CERFA 15987-01 : Demander un certificat (article 39) - Reconnaissance d'un jugement étranger concernant un divorce ou l'exercice de l'autorité parentale

Ce certificat permet la reconnaissance des décisions rendues, après le 1^er mars 2005, dans un autre pays membre de l'Union européenne en matière : - matrimoniale (divorce, séparation de corps, annulation de mariage) - et de responsabilité parentale (exercice de l'autorité parentale, résidence de l'enfant, droit de visite et d'hébergement) La partie de la décision concernant la pension alimentaire due pour l'enfant n'est pas concernée par ce règlement.

Faire reconnaître un jugement étranger en France

Sommaire

Dernière mise à jour: 23/07/2026

À quoi sert le CERFA 15987*01 pour faire reconnaître un jugement étranger en France

Le CERFA 15987*01, identifié par la DILA sous la référence R54058, permet de demander un certificat prévu à l’article 39 du règlement CE n°2201/2003 du 27 novembre 2003. Ce document est utilisé lorsqu’une personne souhaite faire reconnaître en France une décision rendue dans un autre État membre de l’Union européenne, après le 1er mars 2005, dans certaines matières familiales.

Le formulaire concerne deux grands domaines. D’abord, les décisions en matière matrimoniale, comme le divorce, la séparation de corps ou l’annulation de mariage. Ensuite, les décisions relatives à la responsabilité parentale, par exemple l’exercice de l’autorité parentale, la résidence de l’enfant, ou le droit de visite et d’hébergement.

Ce certificat n’a pas vocation à traiter tous les aspects d’un jugement familial. La partie de la décision qui concerne la pension alimentaire due pour l’enfant n’entre pas dans le champ indiqué par ce formulaire. Il faut donc bien vérifier l’objet de la décision étrangère avant d’engager la démarche.

Concrètement, ce certificat sert à faciliter la circulation des décisions judiciaires au sein de l’Union européenne. Il accompagne le jugement étranger et permet d’en demander la reconnaissance, et dans certains cas l’exécution, selon qu’il s’agit d’une décision matrimoniale ou d’une décision touchant à la responsabilité parentale.

Pour les particuliers, l’enjeu peut être important. Il peut s’agir, par exemple, de faire reconnaître en France un divorce prononcé à l’étranger, ou de faire valoir une décision fixant la résidence d’un enfant et les modalités de visite.
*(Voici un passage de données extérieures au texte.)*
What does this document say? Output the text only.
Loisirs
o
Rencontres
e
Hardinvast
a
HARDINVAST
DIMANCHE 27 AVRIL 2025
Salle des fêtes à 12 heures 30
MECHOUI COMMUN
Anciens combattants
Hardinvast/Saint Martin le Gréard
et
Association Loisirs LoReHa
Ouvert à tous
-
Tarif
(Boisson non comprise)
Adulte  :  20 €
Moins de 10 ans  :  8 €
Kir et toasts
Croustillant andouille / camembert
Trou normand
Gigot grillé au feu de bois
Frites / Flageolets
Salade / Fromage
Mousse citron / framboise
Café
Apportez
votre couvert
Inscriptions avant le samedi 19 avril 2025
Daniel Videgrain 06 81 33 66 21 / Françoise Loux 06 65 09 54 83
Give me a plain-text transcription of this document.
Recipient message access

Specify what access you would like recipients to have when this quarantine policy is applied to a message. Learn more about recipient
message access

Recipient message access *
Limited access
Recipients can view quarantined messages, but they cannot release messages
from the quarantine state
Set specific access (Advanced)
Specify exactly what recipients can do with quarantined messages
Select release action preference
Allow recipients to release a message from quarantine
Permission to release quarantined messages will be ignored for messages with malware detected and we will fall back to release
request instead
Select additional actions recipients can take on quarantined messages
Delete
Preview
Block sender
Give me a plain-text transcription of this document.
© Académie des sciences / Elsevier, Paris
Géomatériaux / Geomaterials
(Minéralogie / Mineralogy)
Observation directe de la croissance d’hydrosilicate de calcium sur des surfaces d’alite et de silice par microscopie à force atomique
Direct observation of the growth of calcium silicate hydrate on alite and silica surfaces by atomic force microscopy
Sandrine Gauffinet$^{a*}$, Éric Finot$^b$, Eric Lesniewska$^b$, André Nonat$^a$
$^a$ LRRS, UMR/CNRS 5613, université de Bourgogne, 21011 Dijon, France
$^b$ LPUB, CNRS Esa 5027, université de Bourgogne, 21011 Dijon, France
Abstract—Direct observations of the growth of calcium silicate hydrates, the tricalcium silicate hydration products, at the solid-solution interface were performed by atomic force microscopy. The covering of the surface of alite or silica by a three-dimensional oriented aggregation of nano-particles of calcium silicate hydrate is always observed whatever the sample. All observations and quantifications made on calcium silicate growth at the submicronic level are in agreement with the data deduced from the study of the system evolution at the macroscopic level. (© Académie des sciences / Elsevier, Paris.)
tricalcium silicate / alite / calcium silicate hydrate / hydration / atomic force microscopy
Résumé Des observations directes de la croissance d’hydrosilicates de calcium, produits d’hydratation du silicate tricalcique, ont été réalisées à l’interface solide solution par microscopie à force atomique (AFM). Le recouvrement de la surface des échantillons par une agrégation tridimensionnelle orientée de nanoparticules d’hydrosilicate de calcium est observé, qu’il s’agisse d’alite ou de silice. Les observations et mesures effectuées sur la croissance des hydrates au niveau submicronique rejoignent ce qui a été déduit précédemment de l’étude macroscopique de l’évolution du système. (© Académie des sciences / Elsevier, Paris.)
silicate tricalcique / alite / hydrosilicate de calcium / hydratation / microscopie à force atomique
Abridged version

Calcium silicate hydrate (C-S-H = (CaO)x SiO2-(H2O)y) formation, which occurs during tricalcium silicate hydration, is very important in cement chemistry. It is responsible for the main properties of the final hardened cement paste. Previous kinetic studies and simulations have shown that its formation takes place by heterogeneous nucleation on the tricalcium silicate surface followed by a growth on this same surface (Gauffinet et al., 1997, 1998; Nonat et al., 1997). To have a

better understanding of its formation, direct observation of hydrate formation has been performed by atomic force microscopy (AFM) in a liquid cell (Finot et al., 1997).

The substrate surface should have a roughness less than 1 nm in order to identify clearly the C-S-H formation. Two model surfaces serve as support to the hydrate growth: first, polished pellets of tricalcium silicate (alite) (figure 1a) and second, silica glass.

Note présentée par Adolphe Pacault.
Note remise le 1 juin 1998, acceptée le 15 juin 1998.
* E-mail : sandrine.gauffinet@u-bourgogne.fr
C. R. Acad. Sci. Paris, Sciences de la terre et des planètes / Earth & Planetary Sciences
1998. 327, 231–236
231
Dans ce type de situation, une erreur de formulaire ou une demande incomplète peut ralentir la procédure. C’est précisément pour éviter ces blocages que Startdoc met à disposition ce CERFA dans une version prête à compléter, afin d’aider les usagers à présenter une demande plus claire et plus structurée.

Les situations visées par le formulaire

Le formulaire prévoit expressément trois catégories de demandes :

  • un jugement de divorce ou de séparation de corps, avec délivrance d’un certificat relevant de l’annexe I ;
  • un jugement en matière d’annulation de mariage, avec délivrance d’un certificat relevant aussi de l’annexe I ;
  • un jugement relatif à l’exercice de l’autorité parentale, avec délivrance d’un certificat relevant de l’annexe II.

Il ne s’agit donc pas d’un formulaire général pour toutes les décisions rendues à l’étranger. Il s’applique à des matières précises, dans un cadre européen précis. Si la décision a été rendue en dehors de l’Union européenne, ou si elle porte principalement sur une pension alimentaire, il peut être nécessaire d’emprunter une autre procédure.

Le cadre européen à connaître

Le texte mentionné sur le formulaire est le règlement CE n°2201/2003 du 27 novembre 2003. Sans entrer dans un commentaire technique trop poussé, il faut retenir que ce règlement a organisé, entre États membres de l’Union européenne, la reconnaissance des décisions en matière matrimoniale et de responsabilité parentale.

Le certificat demandé au moyen du CERFA 15987*01 s’inscrit dans cette logique. Il ne remplace pas la décision de justice elle-même. Il sert plutôt à attester certains éléments utiles à sa circulation et à sa prise en compte dans un autre État membre, ici dans une démarche de reconnaissance en France d’un jugement rendu dans un autre pays membre.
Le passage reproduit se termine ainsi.